I’ll try to explain briefly why they might work.

With MS comes mitochondrial dysfunction, to the extent that it is now thought that MS may be a mitochondrial disease. The mitochondria are our power engine. They are in every cell, to power that cell. The brain uses more energy than anything else, but muscles also use a lot. Both are full of mitochondria.

If you have mitochondrial dysfunction they will not be able to produce so much energy - therefore expect fatigue, of brain and muscle.

So what can be done about mitochondrial dysfunction? Or a better way to frame it, how can we improve mitochondrial function? Quite a bit it would seem. You’ll find that NAC, alpha-lipoic acid, Acetyl L Carnitine, L-arginine are frequently mentioned. (You can find plenty of papers that can explain on a chemical level within the cell how they work.) Mitochondrial dysfunction is intricately connected with oxidative stress.

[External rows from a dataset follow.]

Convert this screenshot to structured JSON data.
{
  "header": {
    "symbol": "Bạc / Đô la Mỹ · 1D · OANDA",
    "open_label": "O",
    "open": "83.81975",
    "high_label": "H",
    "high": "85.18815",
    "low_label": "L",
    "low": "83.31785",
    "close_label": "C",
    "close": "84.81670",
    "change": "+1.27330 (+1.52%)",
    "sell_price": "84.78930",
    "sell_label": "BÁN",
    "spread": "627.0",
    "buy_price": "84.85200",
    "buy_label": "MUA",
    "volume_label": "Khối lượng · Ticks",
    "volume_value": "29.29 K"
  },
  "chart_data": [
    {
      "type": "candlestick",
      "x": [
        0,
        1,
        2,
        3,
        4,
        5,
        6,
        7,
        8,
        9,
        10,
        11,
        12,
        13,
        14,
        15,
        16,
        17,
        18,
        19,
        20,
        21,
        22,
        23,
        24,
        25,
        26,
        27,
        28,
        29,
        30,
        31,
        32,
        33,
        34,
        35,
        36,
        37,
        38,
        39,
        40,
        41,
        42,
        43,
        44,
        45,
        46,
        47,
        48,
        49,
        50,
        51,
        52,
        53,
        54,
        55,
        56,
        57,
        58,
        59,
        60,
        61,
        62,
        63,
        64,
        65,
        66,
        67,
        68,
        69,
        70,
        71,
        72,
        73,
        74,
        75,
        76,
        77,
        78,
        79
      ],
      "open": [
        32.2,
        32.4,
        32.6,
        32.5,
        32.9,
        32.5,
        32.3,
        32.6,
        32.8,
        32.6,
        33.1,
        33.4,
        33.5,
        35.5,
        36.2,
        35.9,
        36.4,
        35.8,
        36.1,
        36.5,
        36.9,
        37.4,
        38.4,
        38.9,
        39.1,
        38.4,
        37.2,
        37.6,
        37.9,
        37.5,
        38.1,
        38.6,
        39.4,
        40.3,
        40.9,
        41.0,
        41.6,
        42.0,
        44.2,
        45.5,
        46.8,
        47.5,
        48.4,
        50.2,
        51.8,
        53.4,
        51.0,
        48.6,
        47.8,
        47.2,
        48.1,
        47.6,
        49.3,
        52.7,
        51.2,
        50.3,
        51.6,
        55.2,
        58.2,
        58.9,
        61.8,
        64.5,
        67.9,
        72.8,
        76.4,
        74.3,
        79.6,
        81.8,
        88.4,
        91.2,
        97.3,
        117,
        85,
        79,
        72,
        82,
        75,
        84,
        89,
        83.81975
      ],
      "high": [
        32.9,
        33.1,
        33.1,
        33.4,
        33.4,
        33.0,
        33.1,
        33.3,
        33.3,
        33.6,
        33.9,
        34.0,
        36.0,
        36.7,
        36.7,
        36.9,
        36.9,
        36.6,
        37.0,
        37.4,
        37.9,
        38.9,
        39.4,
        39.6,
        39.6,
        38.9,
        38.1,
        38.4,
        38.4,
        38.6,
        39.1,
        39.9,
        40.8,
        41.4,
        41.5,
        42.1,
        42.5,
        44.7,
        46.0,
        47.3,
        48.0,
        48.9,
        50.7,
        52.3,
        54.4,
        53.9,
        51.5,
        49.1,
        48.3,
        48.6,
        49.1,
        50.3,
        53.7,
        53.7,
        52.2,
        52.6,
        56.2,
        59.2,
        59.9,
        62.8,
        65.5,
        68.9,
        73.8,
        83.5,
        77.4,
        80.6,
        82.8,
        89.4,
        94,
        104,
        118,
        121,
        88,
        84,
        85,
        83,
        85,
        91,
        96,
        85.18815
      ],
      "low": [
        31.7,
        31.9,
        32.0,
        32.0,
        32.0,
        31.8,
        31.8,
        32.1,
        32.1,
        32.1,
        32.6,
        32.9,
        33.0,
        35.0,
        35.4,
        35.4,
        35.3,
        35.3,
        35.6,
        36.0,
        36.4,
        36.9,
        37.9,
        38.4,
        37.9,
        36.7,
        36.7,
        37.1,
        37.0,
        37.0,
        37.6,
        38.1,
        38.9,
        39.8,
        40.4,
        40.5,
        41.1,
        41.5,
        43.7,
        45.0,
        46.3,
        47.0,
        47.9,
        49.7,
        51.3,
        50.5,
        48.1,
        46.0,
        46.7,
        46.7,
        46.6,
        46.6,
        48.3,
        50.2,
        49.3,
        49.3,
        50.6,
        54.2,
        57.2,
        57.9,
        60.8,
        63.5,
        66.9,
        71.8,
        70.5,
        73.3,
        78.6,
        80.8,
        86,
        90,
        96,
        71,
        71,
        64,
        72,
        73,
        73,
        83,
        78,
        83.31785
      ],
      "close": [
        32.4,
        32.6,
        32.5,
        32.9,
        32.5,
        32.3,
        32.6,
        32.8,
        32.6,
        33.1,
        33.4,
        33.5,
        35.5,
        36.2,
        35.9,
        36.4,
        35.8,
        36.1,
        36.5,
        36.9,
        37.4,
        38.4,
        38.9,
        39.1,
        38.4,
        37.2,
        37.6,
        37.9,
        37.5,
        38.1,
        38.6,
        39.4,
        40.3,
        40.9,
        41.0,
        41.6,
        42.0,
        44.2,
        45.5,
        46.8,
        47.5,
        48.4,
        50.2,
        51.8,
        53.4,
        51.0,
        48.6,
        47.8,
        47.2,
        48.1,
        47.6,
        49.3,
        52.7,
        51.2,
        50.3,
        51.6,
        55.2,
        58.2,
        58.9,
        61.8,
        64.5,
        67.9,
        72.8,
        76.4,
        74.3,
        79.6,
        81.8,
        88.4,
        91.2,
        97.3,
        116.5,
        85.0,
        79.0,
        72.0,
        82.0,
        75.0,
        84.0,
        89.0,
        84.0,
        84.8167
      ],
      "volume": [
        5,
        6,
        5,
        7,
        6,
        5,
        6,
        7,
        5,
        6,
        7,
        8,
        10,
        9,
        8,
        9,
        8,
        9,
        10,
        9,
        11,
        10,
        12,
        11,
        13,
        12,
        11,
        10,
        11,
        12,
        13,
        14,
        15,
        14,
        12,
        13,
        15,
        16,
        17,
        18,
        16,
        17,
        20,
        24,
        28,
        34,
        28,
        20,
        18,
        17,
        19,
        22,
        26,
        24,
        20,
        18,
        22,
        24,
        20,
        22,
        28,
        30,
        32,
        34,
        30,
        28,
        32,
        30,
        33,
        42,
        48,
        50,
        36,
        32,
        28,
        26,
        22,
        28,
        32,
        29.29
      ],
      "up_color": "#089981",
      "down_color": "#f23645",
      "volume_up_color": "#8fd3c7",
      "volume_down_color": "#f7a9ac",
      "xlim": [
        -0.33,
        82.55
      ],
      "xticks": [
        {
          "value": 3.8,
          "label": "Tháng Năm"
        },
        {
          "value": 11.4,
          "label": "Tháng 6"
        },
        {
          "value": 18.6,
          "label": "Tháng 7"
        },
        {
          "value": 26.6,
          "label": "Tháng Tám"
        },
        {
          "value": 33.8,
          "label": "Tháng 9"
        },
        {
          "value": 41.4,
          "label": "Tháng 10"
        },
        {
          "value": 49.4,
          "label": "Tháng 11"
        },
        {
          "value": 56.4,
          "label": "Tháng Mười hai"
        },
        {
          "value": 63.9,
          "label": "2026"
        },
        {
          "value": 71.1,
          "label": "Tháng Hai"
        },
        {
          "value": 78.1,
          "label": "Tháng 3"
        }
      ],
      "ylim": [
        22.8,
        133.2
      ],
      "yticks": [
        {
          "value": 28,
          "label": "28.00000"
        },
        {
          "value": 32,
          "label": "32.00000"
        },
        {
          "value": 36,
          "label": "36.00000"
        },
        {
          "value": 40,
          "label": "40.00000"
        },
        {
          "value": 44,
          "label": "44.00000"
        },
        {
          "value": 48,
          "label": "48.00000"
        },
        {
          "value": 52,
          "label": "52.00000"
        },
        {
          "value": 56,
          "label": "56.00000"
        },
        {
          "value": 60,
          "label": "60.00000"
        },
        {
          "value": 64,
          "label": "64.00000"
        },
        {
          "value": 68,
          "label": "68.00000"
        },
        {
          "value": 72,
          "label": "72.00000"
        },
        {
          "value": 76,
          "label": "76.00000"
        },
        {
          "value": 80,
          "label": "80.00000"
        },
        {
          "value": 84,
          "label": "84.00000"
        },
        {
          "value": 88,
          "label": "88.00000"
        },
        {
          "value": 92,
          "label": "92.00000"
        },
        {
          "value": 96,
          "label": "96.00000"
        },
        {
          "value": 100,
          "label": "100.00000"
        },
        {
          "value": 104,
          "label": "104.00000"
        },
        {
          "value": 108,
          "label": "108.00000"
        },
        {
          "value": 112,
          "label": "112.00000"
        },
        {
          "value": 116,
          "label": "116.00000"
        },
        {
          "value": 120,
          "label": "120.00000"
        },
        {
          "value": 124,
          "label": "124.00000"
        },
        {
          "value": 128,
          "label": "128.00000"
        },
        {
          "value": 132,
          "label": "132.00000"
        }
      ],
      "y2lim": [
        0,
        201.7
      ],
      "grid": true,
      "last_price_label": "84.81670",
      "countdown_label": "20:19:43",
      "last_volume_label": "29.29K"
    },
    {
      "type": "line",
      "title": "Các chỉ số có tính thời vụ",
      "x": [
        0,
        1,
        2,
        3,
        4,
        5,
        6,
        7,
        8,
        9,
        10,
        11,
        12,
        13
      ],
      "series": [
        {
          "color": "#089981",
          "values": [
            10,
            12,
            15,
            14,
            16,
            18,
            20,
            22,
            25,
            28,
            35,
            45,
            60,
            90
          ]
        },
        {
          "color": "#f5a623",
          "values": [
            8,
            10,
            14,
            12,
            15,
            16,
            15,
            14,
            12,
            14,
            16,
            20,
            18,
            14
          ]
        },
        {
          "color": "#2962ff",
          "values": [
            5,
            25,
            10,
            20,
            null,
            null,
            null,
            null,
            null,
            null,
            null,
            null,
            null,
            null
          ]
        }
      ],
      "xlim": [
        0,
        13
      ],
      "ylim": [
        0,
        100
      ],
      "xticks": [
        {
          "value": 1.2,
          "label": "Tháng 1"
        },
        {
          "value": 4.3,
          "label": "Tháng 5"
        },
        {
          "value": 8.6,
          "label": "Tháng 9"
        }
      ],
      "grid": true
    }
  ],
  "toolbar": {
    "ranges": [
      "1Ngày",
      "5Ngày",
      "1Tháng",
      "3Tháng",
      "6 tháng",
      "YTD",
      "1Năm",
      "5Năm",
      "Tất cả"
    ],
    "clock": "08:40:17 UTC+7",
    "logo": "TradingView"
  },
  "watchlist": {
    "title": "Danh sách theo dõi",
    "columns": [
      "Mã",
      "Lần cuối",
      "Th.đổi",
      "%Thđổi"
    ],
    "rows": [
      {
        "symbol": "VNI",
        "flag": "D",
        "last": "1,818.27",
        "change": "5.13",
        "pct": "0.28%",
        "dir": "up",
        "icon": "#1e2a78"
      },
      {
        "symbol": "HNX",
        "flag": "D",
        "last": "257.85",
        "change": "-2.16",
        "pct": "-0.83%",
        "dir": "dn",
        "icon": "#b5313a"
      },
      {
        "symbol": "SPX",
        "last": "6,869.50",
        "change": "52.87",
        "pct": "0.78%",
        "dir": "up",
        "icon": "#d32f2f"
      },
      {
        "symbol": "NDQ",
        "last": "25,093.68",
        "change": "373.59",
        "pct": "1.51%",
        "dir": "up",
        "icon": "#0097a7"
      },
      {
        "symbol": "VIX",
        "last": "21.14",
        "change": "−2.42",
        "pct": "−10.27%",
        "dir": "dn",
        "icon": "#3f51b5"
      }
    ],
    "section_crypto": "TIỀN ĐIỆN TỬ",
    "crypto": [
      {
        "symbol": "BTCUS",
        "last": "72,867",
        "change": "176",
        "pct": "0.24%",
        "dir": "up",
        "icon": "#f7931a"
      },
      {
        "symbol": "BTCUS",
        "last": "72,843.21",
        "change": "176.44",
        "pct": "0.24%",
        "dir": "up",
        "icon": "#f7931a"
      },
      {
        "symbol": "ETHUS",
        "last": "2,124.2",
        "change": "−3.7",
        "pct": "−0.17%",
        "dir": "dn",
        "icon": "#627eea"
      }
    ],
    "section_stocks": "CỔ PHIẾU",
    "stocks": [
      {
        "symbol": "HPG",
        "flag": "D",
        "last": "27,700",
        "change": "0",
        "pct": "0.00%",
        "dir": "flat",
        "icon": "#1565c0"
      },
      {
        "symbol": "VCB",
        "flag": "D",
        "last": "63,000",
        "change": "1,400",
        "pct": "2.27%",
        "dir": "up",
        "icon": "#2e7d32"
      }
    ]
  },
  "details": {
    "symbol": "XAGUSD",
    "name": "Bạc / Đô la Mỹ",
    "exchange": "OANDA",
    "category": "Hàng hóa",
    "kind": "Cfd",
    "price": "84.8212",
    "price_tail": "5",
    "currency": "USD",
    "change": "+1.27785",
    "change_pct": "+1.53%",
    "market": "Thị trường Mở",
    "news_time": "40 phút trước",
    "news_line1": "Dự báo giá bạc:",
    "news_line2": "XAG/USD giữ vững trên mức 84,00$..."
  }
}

Oxidative stress is something we can reduce, through diet, herbs, and supplements such as vitamin C, D etc.

Coenzyme Q10 levels reduce as we age. It is essential in the mitochondria in the electron transfer chain (i.e. the energy production chain), and is a powerful antioxidant. It is also essential in the conversion of white fat into energy.

My body had become very inefficient at burning white fat, and I had been putting on weight gradually over the last couple of years or so - symptoms just like an underactive thyroid, weight gain, low energy, feeling cold all the time, though my thyroid levels were fine. I started on a normal dose of coenzyme Q10 and the fat just fell away, lost 1 1/2 stone in 2 months, with no change of diet, and it then stabilised at the weight I had been for 30 years previously. No muscle loss, just fat loss, and energy levels rose at the same time, and now I no longer feel the cold. To be honest I was initially somewhat concerned about the weight loss, thinking cancer, or muscle loss, but it tied in with what is known about its effect on fat metabolism.

The vitamin Bs are essential in the Krebs cycle, as co-enzymes involved in the breakdown of nutrients into energy production, and involved in numerous aspects of brain function.